As part of an August 2023 settlement with the state Department of Environmental Conservation (DEC), and U.S. Environmental Protection Agency (EPA) and Department of Justice, the city agreed to complete roughly $13.3 million in sanitary sewer repairs by the end of 2024. Rye is on track to finish that work by Dec. 1, according to a city spokesperson.
“A court is telling us that (by the) end of this year we have to be finished,” said Usry, adding that this is why so many streets have been dug up around the city.
The work was contracted out in two parts, with the first scheduled to be finished in June. The entire project is being funded primarily through state grants, with the city covering $3.3 million of the cost.
The city was awarded the largest grant in its history to complete the work, according to a city spokesperson. And Ansel called the opportunity for communities to take advantage of available grant money “once in a generation.”
In 2023, Rye received $10 million in state DEC grant money to pay for the installation of 22,000 linear feet of pipeline and repairs to hundreds of manholes across the city.
As a condition of the settlement, the City Council also passed a November 2022 law to help prevent sanitary sewer blockages and backups from businesses, particularly food establishments. Penalties for violations are not to exceed $1,000 per day. To date, no violations have been issued, according to a city spokesperson.
That work was done in conjunction with an initial 2021 settlement, for which the city spent more than $8 million, including an additional $3.9 million in state money, to repair 52 miles of sewer pipe. The city had to address more than 5,000 defects and undertake a $150,000 environmental benefit project to improve the water quality of the Blind Brook by treating stormwater from the Locust Avenue parking lot.
But the city fell behind schedule with those repairs, leading the parties to reach a second agreement last August. That agreement required Rye to fund a second water quality project — a $150,000 bioretention facility to treat stormwater runoff — at the Rye Recreation Center on Midland Avenue.
The latest efforts to meet the requirements of the legal settlement are part of a $98 million citywide capital infrastructure program, believed to be the most comprehensive in the city’s history.
“We are pleased that … the City of Rye has recommitted to completing measures necessary to prevent sewage discharges to local waters,” Roger Reynolds, Save the Sound’s senior legal director, said in August.
But it appears there’s still work to be done.
Water sampled from the Blind Brook at the Rye Nature Center failed to meet the EPA’s safe swimming criteria all 12 times it was tested last summer — the worst of any of the city’s rivers or streams analyzed.

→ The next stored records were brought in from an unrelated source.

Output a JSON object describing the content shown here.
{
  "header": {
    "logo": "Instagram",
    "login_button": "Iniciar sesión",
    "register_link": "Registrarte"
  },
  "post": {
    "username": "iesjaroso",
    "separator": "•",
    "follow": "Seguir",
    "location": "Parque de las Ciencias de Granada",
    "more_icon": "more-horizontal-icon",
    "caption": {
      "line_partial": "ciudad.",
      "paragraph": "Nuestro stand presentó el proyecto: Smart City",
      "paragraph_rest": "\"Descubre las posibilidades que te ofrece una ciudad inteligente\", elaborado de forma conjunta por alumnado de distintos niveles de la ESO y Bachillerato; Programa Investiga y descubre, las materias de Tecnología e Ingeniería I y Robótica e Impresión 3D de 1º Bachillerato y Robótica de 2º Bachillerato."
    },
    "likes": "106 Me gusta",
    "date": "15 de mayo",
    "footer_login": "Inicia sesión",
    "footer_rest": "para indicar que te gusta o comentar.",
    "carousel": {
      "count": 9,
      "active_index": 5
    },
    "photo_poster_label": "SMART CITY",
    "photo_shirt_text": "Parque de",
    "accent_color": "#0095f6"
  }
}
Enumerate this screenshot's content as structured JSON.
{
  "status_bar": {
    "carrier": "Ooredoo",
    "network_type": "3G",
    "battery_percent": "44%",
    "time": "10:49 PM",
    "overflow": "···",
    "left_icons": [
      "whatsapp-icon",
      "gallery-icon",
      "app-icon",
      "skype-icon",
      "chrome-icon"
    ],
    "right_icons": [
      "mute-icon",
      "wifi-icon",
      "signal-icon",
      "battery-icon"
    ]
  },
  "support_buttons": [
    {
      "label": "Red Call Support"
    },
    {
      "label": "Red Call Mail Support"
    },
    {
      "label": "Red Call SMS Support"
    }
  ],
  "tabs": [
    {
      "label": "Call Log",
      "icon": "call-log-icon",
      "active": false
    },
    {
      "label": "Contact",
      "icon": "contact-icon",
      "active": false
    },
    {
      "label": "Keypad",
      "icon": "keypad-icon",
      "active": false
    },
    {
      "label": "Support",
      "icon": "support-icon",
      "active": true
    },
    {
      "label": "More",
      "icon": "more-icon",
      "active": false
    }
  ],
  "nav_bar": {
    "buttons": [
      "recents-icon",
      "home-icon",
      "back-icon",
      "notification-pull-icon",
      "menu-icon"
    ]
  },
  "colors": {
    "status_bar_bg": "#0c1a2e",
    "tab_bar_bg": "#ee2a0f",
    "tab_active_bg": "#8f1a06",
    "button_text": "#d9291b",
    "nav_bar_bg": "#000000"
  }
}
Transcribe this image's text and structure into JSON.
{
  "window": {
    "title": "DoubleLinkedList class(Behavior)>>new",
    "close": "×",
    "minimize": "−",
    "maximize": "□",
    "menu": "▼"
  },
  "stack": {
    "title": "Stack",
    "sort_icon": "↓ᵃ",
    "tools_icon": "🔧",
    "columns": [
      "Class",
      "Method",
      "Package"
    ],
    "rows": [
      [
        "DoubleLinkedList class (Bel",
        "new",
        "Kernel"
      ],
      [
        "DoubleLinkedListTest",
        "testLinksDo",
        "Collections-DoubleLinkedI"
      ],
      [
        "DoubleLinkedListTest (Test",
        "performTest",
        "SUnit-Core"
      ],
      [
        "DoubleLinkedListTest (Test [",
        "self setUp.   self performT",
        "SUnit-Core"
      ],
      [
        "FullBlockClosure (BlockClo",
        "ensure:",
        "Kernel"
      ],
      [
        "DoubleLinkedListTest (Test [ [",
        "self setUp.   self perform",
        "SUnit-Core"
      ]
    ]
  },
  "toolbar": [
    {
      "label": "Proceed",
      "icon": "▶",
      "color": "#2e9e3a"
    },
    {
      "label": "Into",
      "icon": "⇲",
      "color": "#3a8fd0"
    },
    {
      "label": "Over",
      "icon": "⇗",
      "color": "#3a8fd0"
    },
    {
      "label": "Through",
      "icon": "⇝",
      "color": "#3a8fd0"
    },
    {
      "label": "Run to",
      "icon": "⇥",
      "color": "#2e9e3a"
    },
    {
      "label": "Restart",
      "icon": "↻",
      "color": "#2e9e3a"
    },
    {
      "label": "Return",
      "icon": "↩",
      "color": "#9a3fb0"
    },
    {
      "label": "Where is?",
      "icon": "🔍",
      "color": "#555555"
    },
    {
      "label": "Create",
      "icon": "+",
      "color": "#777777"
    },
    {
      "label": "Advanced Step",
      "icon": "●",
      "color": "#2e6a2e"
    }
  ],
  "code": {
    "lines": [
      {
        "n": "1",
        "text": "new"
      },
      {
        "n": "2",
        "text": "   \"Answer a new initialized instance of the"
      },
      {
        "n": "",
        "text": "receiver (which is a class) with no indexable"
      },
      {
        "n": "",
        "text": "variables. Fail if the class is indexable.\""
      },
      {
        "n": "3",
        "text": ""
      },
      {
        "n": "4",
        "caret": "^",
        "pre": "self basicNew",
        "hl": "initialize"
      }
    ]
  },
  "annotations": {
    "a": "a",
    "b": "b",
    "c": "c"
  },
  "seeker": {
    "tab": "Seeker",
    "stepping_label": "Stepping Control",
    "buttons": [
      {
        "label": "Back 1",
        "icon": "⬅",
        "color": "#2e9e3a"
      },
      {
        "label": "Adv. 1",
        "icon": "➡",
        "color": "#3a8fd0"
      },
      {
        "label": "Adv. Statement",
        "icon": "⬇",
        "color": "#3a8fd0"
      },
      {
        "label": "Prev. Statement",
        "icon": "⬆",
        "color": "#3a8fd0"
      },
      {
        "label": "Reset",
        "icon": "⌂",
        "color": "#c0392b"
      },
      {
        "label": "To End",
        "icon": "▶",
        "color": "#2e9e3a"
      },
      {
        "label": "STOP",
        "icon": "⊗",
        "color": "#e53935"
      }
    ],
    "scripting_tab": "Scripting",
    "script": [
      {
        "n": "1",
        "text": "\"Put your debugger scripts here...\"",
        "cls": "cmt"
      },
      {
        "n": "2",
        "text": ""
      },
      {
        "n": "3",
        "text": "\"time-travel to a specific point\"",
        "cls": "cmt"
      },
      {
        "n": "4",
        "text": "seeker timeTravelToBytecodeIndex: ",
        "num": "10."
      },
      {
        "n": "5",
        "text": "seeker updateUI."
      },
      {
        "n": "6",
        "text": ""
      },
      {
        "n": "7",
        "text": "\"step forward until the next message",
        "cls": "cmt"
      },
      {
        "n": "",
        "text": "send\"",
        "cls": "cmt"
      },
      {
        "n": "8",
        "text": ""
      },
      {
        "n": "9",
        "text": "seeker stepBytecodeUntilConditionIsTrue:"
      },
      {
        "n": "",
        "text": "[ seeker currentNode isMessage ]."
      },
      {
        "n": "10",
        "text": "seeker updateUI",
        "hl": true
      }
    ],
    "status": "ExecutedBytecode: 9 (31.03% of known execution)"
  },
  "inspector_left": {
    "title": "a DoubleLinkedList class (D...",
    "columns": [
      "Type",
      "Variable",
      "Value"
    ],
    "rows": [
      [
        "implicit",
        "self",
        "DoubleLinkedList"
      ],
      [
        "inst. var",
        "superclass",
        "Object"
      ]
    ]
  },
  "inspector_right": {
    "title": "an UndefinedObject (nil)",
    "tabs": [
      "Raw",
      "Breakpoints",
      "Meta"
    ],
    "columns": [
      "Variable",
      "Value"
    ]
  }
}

One of the indelible moments of the annual Rye-Harrison high school football rivalry is a tradition where the winning team jumps into the Blind Brook, alongside Nugent Stadium, to celebrate.
“The Blind Brook tests very poorly for bacteria, so it’s not safe for these kids to do that,” said Ansel about the winning football teams’ rite of passage. “It’s obviously bad having that stream moving through Rye, but it’s also ending up in the Long Island Sound.”
Twenty-three Long Island Sound beaches, including seven in the city of Rye, occupy the 36 miles of Westchester’s eastern coastline.
According to Save the Sound’s 2023 Long Island Sound Beach Report, which ranks public and private beaches along the sound in New York and Connecticut using data from 2020-22, Harbor Island Beach in Mamaroneck was rated the worst of all Westchester beaches in 2022, receiving an overall grade of F.
Of the seven beaches in Rye, Playland Beach received the worst overall grade (C+) in 2022, and an F for its frequency of failures during wet weather events.
“The goal is to feel that we are safe swimming and should be able to catch a fish and eat it, but that is not the case,” Ansel said.